Free is great. Free trial, free WiFi, free food. Whatever it may be, most people love things that are free. Most free things can be taken advantage of with little worry; however, others such as freeware or free computer software – should be treated with caution. As an IT consultant, I’m often asked if I use freeware and if it’s safe for my clients to use. The easy answer: yes, but only for a limited number of things.
3 Questions to Ask Before Downloading Freeware
There are a few simple questions that most people don’t often think about when researching or utilizing these types of services:
1. Where is my data stored?
This is important to understand since in most cases your data is stored throughout the countless number of data centers across the globe. And yes this provides access to your data from anywhere, but at what risk?
2. Who has access to my data?
Most people assume that since their data belongs to them, they are the only ones with access to it. Unfortunately, that’s definitely not true. The most overlooked aspect of these services are the numerous system administrators – people you do not know who have the rights and permissions to look at your data. With that said, disreputable action is only taken by 1/10 of 1 percent of the total number of system administrators that work for these companies. But you shouldn’t overlook this: there have been cases where administrators have been fired because they were caught looking into customers’ data. You’re probably more at risk if your name is Beyoncé, Harrison Ford or Bill Gates.
3. Is my data backed up?
We often assume since we are using a hosted solution that data is automatically being backed up. In most cases, the data is backed up byf replicating it across a number of data centers – an industry best practice. But the question is, should you make this assumption? And of course, the answer is no. It doesn’t hurt to verify with the provider that disaster recovery is part of their hosted process.
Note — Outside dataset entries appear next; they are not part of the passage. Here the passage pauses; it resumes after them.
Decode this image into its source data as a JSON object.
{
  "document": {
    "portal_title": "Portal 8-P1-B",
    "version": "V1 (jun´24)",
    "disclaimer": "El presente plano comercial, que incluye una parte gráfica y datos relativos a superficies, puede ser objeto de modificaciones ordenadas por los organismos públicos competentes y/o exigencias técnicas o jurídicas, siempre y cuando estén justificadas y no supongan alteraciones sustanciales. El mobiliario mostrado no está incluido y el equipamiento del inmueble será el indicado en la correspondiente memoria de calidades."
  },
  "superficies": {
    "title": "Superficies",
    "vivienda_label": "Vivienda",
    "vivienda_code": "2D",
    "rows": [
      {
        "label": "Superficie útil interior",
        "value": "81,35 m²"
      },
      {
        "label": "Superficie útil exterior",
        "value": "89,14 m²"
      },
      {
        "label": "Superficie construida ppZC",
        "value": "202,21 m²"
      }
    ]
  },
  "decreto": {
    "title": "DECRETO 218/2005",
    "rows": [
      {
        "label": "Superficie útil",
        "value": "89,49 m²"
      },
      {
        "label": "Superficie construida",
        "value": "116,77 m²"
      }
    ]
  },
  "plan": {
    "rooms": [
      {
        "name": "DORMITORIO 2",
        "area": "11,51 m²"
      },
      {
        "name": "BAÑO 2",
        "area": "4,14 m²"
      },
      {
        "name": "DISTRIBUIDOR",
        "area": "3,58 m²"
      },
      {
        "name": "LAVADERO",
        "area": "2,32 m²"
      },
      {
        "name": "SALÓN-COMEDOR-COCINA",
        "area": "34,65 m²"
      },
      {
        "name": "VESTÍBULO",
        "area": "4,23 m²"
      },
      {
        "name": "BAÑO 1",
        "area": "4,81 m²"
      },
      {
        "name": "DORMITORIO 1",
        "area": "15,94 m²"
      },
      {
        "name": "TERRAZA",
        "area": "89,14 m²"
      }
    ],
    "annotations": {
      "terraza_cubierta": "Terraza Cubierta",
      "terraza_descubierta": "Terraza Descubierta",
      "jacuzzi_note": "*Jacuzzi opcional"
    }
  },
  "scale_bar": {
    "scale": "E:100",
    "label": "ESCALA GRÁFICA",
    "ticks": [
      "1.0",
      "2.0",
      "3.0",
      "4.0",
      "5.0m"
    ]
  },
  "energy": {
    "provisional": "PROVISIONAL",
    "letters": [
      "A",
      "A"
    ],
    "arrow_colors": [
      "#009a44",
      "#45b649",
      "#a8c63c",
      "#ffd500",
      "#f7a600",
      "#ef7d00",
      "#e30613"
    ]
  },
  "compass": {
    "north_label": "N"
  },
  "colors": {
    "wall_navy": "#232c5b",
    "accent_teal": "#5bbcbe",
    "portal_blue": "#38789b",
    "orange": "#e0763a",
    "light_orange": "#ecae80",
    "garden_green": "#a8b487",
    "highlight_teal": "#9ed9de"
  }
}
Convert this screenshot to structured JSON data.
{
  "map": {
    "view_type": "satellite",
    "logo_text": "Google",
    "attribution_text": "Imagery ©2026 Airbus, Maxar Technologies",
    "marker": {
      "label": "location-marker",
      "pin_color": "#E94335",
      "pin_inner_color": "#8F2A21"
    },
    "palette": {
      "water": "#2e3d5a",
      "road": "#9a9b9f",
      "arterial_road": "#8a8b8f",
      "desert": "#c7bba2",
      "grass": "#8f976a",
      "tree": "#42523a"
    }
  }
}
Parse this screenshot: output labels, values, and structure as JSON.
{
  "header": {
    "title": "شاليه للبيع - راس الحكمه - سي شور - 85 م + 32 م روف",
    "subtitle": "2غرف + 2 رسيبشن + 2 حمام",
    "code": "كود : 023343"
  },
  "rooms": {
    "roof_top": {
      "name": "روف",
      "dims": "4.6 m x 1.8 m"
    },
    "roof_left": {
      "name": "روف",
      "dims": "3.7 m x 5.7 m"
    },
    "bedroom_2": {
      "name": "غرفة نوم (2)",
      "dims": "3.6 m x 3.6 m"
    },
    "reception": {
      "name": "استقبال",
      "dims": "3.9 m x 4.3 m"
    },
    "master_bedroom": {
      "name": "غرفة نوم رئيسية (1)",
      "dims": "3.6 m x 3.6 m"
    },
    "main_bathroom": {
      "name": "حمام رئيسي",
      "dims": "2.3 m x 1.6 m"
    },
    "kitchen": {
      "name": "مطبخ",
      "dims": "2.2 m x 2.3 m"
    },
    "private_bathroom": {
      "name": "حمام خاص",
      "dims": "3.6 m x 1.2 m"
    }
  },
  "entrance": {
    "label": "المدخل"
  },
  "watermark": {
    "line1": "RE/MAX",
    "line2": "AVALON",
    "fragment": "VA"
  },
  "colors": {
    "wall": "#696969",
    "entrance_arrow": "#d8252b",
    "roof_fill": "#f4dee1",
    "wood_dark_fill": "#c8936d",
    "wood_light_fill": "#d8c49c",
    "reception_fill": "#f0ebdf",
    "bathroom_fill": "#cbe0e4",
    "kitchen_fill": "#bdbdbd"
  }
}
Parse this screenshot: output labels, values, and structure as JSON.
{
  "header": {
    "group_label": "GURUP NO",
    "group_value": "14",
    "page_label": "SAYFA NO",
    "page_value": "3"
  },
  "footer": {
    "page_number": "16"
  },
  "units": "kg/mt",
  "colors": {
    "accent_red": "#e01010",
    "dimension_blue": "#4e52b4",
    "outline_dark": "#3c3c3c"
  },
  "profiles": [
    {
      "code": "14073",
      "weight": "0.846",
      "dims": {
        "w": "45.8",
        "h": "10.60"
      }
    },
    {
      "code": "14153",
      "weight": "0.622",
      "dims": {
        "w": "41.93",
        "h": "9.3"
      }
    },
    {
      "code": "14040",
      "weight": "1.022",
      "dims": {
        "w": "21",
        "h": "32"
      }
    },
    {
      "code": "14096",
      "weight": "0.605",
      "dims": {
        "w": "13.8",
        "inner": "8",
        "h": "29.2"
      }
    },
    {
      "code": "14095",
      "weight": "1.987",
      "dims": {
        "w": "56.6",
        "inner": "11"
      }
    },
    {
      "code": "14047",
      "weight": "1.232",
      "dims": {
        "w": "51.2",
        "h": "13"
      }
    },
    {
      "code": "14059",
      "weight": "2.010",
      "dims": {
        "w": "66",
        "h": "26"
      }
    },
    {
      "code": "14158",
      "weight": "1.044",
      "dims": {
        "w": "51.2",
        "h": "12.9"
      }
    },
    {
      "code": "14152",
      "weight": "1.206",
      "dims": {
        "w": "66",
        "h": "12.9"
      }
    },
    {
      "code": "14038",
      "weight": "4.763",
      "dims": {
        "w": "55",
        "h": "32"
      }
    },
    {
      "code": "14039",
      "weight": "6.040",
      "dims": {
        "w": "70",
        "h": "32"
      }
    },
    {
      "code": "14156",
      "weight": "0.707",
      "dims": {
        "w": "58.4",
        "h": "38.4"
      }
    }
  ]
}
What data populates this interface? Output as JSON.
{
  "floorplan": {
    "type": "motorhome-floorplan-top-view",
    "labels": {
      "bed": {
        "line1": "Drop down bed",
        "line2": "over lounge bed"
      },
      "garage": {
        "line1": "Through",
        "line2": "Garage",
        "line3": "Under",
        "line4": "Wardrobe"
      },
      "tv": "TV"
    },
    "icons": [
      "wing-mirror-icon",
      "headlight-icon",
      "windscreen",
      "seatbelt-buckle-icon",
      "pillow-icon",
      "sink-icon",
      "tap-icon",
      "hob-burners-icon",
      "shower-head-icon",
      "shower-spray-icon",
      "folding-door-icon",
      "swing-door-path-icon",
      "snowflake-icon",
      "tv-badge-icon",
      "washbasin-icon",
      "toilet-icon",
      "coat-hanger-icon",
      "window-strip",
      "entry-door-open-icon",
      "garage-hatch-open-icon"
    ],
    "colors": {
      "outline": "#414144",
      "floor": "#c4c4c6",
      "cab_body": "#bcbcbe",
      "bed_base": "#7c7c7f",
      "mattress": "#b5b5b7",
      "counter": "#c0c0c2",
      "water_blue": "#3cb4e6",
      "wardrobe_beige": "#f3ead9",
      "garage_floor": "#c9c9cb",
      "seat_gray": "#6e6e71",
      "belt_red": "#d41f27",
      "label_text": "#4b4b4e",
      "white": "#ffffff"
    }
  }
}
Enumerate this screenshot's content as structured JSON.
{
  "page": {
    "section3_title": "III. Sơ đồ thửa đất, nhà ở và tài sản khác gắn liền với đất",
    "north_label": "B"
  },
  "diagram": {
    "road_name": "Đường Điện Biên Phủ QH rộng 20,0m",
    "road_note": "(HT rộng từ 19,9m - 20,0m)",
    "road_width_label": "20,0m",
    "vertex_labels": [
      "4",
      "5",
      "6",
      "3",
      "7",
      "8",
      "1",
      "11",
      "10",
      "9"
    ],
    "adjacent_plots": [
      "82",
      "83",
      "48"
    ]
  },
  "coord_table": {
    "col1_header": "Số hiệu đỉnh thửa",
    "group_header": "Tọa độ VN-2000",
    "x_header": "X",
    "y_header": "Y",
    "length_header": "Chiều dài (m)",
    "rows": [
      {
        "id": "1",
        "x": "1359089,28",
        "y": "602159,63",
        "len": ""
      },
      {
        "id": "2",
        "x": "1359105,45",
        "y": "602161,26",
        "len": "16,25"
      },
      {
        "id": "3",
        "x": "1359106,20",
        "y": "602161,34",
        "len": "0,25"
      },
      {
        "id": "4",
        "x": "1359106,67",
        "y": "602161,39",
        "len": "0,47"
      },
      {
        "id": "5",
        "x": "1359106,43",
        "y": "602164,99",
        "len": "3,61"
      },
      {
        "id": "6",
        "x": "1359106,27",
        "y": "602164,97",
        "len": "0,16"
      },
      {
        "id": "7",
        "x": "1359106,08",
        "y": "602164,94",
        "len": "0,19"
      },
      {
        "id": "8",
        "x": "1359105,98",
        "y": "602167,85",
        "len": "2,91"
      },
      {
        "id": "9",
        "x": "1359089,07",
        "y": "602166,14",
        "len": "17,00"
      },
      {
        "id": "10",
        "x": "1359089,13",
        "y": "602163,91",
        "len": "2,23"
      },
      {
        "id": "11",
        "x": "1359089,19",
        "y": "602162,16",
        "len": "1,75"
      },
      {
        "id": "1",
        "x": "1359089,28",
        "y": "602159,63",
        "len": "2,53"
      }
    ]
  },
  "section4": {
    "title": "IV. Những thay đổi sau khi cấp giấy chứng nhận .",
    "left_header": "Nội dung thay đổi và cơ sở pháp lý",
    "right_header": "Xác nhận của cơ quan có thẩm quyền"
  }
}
3 Things You Should Never Store
As I mentioned above, I do use freeware, but not for certain things. The list below contains three items I believe you should never store in these free systems:
- Do not store any Personal Identifiable Information (PII) – This includes address, phone number, social security number, birth date, etc. – data that would be an identity thief’s dream. If the system requires this type of information, make it up… yes, you read that correctly. Use dates consistent with your actual age, but not the actual date. Same goes for your address, phone number and social security number. You can document the information used to create the account, but this information is not truly warranted for these types of services.
- Do not store any financial data – This includes tax, investment or credit card data. These types of monetary records are exactly what cyber criminals drool over. If they can establish your financial position and access your accounts, they can begin draining your assets.
- Limit the use of calendar and photo storage – Keeping track of special events including birthdays, anniversaries, holidays is often taxing to remember, but be cautious as this is also considered PII data when documenting birthdays with full names. Also do not document vacations or events away from your residence; this provides criminals with exact dates and times you will be away from your home, or when you will be at your most vulnerable – away from your known surroundings. Photos are another issue; and I get it as the advancement of high-resolution pictures on every smartphone, tablet and camera allow for ease of large number of pictures to be captured. Rest assured, you don’t have to delete all of your selfies. I recommend purchasing a secondary storage device to your home computer for back-up. You can retain these photos for as long as you like without the risk of compromise.
The bottom line: Heed a few key warnings and limit to non-identifiable, non-financial data.